State-by-state, legislators are considering balance between ease of access and safety.

MICHAEL FITZHUGH

The Burrill Report

“The Florida legislature found that the longer they considered these bills, the more they realized the need to encourage, not impede, access to these therapies.”

Florida legislators have voted to enact a law allowing prescriptions for biologic medicines to be automatically substituted with lower-cost biosimilars, joining other states in easing future market access for the new therapies.

Biosimilars are similar, though not exact copies of original biologic therapies. The industry has argued that because even a miniscule change between a biologic and its biosimilar products might affect patients, the ability to substitute biosimilars for branded products should be restricted.

The Florida law will require records of biosimilar substitution be maintained to support safety monitoring, an element that will be important for building confidence in the therapeutics, but does not mandate a physician notification component, a provision advocated for by the Alliance for Safe Biologic Medicines, a group that represents companies that have the most to lose from biosimilar competition, such as Amgen and Roche’s Genentech.

“The Florida legislature found that the longer they considered these bills, the more they realized the need to encourage, not impede, access to these therapies,” says Ralph Neas, president and CEO of the Generic Pharmaceutical Association.

Indiana’s legislature adjourned on April 26 without passing biosimilar legislation, a bill that critics such as the Generic Pharmaceutical Association say would have been restrictive of substitution. Similarly, Colorado's legislature dropped consideration of a biosimilar bill with onerous provisions that had passed the House, effectively killing it for that body’s current session.

To date, according to the Generic Pharmaceutical Association, only North Dakota has passed the type of legislation sought by the Alliance for Safe Biologic Medicines. “Virginia and Utah have passed such laws, but they are constrained by a sunset clause, which most experts believe will render the restrictive sections moot before biosimilars come to market,” says the Association.
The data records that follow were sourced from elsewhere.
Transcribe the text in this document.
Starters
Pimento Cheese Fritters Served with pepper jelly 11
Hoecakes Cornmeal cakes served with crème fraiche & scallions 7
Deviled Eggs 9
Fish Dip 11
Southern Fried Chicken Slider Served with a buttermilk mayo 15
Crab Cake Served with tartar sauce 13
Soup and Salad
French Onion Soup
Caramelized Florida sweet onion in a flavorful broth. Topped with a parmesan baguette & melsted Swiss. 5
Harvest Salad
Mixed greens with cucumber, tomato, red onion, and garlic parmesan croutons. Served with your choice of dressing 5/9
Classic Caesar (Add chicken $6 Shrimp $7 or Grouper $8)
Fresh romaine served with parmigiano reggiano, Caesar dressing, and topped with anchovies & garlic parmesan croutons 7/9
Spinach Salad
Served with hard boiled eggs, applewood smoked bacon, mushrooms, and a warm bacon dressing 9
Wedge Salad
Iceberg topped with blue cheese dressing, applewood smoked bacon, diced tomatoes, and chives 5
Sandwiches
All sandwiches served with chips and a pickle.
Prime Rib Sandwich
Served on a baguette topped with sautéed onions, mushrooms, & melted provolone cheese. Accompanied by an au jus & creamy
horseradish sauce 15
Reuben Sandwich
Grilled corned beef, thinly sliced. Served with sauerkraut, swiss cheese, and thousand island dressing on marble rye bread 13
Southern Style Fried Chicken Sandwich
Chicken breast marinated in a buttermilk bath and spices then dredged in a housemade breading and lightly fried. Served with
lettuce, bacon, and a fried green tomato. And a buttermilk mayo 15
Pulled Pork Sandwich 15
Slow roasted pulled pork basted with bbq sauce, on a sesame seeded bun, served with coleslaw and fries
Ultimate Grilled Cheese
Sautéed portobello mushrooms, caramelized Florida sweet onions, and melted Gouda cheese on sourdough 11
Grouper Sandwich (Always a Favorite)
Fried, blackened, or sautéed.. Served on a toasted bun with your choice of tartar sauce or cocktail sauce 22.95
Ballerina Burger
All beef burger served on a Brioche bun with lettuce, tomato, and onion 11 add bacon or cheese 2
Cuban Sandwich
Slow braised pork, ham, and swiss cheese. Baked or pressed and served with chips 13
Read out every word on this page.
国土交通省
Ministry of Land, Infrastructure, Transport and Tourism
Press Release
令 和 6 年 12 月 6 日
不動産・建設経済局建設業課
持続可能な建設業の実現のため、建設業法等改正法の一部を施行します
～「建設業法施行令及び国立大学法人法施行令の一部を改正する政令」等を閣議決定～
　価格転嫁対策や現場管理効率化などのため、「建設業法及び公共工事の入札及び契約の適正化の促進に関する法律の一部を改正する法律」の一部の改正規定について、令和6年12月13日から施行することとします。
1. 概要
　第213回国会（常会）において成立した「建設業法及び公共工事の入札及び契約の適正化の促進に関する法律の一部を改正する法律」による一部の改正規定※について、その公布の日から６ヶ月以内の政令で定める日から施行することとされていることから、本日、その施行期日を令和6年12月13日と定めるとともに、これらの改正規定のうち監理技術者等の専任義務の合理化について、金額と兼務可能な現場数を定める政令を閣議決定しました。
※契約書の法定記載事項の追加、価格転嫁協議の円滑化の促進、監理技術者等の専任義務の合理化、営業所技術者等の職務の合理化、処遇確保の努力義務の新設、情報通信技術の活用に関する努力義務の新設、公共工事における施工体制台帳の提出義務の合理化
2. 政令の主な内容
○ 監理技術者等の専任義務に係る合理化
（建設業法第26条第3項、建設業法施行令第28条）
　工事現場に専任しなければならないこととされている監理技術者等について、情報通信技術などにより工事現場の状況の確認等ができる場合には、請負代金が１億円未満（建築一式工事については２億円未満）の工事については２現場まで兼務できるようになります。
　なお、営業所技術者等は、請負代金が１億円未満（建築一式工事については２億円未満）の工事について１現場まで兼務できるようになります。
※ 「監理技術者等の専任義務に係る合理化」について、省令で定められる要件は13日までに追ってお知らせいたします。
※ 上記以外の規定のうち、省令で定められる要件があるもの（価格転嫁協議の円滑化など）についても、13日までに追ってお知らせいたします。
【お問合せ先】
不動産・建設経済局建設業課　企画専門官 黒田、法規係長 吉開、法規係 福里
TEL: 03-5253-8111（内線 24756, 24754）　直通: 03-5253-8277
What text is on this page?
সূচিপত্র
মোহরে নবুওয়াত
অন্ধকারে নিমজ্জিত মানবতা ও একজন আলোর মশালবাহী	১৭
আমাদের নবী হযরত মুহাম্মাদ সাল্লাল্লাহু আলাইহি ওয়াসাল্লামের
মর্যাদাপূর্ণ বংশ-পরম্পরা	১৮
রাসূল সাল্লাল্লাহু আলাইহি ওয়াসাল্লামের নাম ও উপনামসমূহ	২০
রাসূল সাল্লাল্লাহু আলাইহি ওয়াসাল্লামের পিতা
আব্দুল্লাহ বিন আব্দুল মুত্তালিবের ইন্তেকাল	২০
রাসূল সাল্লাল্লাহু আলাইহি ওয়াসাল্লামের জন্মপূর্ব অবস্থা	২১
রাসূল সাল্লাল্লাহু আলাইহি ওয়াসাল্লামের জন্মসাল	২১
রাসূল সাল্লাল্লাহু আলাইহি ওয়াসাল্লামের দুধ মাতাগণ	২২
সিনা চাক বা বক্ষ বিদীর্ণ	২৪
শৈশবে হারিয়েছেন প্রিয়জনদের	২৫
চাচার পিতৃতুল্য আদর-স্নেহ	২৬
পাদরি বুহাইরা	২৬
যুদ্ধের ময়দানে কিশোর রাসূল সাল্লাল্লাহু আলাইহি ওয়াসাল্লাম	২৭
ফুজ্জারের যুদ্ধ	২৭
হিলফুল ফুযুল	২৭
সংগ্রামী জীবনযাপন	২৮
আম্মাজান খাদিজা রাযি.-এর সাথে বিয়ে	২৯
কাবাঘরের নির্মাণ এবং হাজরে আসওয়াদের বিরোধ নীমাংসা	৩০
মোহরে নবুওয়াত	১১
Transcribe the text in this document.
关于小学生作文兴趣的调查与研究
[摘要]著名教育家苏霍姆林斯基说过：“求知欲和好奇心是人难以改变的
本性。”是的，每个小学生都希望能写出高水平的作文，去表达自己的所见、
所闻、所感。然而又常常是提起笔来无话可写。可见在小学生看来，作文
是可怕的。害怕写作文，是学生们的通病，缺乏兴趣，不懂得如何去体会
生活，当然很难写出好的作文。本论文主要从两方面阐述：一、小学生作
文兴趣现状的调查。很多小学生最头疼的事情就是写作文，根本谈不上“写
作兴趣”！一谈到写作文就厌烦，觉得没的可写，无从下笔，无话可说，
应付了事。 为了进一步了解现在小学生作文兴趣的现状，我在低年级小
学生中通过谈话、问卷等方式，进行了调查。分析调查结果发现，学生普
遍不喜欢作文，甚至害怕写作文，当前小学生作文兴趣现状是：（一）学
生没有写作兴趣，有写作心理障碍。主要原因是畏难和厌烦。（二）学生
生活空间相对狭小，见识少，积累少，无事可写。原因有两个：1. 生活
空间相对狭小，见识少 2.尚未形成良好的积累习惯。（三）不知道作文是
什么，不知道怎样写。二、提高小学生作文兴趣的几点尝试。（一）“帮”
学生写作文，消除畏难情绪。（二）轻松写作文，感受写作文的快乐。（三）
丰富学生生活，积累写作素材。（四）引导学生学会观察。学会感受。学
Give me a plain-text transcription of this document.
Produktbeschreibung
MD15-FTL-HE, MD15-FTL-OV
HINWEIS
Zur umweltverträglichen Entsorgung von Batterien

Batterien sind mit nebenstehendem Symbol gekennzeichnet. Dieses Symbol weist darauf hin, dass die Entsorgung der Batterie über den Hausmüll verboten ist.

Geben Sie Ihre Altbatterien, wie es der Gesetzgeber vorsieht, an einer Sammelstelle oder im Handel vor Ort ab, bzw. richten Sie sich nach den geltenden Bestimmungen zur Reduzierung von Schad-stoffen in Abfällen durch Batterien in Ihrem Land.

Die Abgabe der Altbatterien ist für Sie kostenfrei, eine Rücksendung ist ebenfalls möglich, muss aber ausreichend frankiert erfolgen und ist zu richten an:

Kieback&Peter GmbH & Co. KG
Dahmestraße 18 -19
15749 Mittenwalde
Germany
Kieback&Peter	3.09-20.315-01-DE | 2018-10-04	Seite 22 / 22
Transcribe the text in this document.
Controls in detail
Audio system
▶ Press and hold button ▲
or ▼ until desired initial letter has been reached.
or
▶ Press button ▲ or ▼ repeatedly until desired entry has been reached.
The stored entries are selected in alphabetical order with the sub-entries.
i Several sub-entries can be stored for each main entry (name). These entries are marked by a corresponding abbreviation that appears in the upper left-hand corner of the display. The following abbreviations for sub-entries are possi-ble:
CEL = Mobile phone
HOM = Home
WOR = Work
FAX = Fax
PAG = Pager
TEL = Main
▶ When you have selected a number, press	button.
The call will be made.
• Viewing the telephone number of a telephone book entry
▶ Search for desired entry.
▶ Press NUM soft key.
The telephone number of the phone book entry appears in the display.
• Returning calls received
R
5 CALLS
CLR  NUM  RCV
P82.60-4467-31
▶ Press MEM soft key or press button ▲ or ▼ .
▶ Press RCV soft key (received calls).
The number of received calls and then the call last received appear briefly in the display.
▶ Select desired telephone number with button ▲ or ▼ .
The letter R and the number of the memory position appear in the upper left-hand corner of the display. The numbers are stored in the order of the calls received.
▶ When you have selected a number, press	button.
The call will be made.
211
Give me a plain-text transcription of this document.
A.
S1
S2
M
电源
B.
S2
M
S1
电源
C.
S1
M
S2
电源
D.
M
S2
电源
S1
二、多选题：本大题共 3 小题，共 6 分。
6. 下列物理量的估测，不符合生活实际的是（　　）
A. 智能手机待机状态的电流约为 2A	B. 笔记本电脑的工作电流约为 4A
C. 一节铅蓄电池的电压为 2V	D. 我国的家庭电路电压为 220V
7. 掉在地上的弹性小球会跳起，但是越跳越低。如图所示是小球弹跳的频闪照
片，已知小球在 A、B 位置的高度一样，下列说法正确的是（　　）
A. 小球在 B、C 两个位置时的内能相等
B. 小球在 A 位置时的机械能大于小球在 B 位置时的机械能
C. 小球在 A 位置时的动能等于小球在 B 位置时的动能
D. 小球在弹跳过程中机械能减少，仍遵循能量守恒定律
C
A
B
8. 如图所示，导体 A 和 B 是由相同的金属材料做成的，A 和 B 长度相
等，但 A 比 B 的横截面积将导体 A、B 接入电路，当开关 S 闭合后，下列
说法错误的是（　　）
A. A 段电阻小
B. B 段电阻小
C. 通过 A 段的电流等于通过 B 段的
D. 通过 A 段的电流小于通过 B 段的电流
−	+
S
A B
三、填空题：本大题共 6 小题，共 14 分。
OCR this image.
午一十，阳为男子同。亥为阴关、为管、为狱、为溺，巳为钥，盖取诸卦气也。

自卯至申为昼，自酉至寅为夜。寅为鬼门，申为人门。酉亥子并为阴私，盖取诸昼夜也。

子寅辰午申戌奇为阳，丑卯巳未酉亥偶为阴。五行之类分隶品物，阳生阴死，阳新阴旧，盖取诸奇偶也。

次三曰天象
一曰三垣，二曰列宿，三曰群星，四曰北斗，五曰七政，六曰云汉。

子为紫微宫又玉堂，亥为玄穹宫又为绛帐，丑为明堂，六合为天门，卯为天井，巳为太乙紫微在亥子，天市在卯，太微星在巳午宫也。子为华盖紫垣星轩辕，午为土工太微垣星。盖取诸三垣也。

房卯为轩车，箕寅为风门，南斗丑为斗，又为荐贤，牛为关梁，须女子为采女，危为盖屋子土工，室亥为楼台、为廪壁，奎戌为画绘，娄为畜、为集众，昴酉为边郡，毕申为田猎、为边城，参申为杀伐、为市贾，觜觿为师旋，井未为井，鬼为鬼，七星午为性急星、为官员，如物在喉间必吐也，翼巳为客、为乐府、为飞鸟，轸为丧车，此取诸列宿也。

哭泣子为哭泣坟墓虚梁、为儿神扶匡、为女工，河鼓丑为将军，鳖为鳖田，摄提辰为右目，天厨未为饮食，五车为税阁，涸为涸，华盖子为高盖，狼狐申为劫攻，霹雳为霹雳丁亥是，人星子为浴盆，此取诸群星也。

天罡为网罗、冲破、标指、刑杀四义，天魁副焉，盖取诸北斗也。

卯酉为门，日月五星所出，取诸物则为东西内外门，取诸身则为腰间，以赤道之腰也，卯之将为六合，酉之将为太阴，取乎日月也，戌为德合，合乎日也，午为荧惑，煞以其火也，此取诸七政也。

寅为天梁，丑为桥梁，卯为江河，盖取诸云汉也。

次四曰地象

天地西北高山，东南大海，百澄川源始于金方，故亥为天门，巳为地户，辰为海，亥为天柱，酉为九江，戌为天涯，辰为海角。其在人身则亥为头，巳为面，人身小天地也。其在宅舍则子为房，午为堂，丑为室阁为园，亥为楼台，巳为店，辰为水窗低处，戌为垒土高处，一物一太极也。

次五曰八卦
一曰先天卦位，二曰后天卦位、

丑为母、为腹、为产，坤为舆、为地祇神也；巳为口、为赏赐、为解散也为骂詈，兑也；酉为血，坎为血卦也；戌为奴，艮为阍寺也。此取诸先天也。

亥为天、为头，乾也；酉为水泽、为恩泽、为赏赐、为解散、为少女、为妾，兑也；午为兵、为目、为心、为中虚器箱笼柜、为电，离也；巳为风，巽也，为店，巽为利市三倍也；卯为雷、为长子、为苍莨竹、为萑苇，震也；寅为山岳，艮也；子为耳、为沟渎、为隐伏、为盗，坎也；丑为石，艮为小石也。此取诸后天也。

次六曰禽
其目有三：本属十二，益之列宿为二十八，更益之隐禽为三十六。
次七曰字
In addition to Florida and Indiana, five other states have considered legislation that could make access to biosimilars more cumbersome for patients, including Arizona, Maryland, Mississippi, Nevada and Washington. But none of those states moved to enact laws on the matter. Arkansas has decided to further review the issue of biosimilars. Meanwhile, legislation currently is under consideration in California, Illinois, Massachusetts, Oregon, Pennsylvania and Texas.

Members of the The Lupus Foundation of Florida applauded the legislative action there, saying that “setting up a framework for patients to access biosimilars at pharmacy counters and ensuring the safe substitution and tracking of these highly complex products now—rather than down the road—makes sense.”